L’organisation des BRICS semble promouvoir de plus en plus une approche multilatérale permettant une intégration maximale dans le cadre du concept BRICS+, donnant la priorité à la diversité géographique aux pays concernés par cette interaction, et renforçant la thèse d’un ordre multipolaire post-occidental.

L’un des points principaux de la présidence chinoise des BRICS (composée du Brésil, de la Russie, de l’Inde, de la Chine et de l’Afrique du Sud) a été le lancement d’une réunion BRICS+ élargie au niveau des ministres des Affaires étrangères, dans laquelle au-delà des pays membres de l’organisation internationale, ont été conviés les représentants de l’Egypte, du Nigéria, du Sénégal, de l’Argentine, du Kazakhstan, d’Indonésie, d’Arabie saoudite, des Emirats arabes unis et de Thaïlande. Une perspective déjà abordée par Observateur Continental.

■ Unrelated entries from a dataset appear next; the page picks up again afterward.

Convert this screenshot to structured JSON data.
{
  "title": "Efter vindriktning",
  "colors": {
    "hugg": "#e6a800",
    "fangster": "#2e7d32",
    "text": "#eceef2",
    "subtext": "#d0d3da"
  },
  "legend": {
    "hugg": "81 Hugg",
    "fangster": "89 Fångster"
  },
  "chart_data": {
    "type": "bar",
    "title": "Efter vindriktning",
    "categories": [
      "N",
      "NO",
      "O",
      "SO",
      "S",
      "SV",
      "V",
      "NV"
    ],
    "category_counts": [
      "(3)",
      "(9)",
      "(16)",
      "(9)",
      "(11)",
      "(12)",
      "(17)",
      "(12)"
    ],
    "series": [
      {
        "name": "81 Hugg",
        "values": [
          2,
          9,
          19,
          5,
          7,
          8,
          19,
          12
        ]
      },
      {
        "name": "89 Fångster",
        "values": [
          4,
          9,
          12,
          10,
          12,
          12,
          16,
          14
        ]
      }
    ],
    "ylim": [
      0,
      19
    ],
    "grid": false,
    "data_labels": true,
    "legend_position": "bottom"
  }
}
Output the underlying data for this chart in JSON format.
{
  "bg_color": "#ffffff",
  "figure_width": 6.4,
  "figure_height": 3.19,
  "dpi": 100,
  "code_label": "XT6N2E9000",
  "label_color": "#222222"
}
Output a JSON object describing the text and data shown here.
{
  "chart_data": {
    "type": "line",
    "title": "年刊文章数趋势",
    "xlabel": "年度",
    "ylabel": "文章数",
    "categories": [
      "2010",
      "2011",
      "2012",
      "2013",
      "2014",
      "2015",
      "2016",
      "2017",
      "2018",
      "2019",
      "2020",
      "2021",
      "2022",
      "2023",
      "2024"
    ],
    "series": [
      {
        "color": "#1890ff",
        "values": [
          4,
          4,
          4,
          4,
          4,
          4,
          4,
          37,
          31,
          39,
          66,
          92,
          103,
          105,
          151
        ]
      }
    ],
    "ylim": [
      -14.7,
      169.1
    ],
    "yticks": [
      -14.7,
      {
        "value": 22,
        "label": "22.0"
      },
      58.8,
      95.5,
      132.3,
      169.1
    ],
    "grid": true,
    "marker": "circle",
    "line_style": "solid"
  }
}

Mis à part cette initiative du leadership chinois, Pékin a également présenté un format de dialogue inclusif couvrant toutes les grandes parties du Sud global, réunissant des plateformes d’intégration régionale en Eurasie, en Afrique et en Amérique latine.

Anil Sooklal, ambassadeur spécial d’Afrique du Sud pour les BRICS et les pays d’Asie, en marge du Forum économique international de Saint-Pétersbourg auquel il participe, a déclaré «que le format actuel des BRICS permet aux Etats membres de répondre aux défis géopolitiques et financiers actuels».

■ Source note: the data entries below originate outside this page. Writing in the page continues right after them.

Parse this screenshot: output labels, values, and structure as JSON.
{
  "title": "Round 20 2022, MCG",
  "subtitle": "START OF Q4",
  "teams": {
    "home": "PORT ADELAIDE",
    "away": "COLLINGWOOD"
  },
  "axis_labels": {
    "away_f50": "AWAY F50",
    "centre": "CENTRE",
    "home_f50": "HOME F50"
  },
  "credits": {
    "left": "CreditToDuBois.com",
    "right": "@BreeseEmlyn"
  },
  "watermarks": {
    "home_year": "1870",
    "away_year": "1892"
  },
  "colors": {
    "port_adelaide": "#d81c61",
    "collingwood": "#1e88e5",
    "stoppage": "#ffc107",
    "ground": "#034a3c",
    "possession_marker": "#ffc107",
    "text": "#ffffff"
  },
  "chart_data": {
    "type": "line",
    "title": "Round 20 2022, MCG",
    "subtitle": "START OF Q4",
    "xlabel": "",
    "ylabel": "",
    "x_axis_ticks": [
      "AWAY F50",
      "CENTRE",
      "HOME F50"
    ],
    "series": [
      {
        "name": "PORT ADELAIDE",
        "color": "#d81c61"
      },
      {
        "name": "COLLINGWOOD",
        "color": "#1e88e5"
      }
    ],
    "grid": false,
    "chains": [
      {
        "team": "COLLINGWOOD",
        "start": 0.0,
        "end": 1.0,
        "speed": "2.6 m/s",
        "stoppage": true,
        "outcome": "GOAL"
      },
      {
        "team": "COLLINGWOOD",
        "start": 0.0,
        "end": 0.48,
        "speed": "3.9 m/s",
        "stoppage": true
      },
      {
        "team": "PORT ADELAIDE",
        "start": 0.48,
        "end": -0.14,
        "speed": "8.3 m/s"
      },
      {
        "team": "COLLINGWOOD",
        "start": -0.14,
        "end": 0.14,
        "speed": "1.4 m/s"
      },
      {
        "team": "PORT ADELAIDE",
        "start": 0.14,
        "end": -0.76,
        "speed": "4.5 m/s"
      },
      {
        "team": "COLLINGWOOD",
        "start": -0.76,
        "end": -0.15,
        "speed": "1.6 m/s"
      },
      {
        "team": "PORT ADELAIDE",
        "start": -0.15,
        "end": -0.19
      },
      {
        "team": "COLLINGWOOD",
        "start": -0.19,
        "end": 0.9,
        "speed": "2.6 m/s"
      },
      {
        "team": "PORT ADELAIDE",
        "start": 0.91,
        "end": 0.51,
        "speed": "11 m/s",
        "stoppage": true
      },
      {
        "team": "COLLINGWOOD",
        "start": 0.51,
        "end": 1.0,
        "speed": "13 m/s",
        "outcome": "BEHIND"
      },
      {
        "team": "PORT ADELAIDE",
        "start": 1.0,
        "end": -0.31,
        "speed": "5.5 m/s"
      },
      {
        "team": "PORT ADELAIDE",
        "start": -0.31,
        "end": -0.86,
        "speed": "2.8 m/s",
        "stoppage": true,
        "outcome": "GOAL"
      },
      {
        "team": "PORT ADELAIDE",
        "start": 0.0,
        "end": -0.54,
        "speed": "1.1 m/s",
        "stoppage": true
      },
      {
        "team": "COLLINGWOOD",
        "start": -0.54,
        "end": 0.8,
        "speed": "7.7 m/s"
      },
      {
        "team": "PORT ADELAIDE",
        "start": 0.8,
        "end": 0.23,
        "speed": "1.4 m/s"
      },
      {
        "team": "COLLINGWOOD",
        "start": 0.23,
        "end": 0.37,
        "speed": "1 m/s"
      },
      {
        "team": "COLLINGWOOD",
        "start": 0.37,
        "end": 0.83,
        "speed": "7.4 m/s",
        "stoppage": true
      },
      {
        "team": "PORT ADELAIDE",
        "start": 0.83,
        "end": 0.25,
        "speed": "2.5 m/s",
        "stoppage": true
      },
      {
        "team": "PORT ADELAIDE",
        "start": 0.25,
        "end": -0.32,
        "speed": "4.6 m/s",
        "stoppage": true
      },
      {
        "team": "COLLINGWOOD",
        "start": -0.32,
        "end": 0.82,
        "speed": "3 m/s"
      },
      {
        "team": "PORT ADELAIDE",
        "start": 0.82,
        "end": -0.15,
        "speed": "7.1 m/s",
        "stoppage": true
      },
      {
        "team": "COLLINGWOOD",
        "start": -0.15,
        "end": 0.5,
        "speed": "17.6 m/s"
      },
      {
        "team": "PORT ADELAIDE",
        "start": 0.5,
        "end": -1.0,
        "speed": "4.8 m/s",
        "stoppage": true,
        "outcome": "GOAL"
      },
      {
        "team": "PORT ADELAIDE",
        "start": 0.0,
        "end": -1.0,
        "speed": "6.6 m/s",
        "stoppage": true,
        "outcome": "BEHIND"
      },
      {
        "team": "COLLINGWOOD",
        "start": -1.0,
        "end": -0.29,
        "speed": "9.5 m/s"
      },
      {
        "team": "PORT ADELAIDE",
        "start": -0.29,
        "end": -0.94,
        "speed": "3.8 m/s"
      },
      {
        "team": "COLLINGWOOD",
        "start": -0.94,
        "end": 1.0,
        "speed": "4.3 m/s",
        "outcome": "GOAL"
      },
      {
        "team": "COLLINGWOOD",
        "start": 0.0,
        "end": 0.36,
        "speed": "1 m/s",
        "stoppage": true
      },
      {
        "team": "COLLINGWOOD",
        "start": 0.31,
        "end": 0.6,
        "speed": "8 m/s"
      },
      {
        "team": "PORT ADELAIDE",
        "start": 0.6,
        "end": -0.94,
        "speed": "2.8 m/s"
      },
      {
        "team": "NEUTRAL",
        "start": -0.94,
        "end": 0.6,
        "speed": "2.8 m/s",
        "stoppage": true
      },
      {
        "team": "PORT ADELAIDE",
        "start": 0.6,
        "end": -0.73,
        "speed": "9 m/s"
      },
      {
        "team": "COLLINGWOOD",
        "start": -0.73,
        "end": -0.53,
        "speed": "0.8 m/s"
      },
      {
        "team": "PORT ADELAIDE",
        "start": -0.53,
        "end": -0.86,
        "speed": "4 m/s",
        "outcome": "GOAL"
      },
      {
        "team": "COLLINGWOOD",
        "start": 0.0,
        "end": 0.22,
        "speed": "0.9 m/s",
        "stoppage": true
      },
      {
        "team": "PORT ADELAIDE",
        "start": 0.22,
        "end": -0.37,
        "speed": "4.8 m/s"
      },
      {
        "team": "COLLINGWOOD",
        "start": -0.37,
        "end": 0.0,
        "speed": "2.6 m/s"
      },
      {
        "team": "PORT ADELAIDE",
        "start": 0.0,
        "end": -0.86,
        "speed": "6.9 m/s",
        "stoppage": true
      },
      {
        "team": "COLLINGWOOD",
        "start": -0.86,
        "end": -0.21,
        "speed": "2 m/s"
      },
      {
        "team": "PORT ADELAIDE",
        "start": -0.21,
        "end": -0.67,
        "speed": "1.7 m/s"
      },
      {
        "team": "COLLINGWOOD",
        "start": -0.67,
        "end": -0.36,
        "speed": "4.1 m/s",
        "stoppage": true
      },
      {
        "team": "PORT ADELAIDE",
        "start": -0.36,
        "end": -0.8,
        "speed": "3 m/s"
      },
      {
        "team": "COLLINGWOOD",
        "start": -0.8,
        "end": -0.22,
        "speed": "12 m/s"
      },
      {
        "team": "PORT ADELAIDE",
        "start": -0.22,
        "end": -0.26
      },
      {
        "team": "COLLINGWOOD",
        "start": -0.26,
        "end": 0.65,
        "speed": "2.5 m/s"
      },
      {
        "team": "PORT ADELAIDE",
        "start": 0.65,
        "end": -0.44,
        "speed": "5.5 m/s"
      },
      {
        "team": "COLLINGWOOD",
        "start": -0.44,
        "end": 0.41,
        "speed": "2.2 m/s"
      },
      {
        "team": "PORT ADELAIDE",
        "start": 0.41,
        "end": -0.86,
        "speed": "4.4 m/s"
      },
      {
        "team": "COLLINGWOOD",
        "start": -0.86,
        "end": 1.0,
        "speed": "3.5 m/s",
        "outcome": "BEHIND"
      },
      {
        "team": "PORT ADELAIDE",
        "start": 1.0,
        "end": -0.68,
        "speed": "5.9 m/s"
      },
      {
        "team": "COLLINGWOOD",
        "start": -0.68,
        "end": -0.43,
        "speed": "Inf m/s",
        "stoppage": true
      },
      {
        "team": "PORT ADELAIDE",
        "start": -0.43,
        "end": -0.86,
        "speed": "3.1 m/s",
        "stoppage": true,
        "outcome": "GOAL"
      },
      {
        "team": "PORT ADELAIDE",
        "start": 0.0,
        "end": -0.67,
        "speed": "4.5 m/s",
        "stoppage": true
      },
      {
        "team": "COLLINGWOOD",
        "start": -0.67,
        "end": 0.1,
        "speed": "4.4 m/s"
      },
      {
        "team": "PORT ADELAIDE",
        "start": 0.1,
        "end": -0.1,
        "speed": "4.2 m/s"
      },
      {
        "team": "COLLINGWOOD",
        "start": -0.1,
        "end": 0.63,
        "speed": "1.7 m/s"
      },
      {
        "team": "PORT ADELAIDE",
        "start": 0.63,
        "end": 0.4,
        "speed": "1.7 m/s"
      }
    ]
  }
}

Toujours selon lui, l’ignorance par les pays occidentaux de l’architecture multilatérale des affaires internationales en matière de sécurité, ainsi que l’imposition des sanctions contre la Russie – entraînent des problèmes dans les domaines de l’alimentation et de l’énergie. Tout en ajoutant «que nous avons été très souvent privés d’accès aux vaccins. Nous avons également vu l’impact dévastateur des changements climatiques et nous constatons que de nombreux pays dits développés ne partagent par les technologies avec les autres pour surmonter les problèmes existants. Notre président (le président sud-africain Cyril Ramaphosa, ndlr) avait expliqué que nous étions déjà confrontés à des problèmes de sécurité alimentaire et nous nous sommes tournés vers la Russie pour résoudre ce problème».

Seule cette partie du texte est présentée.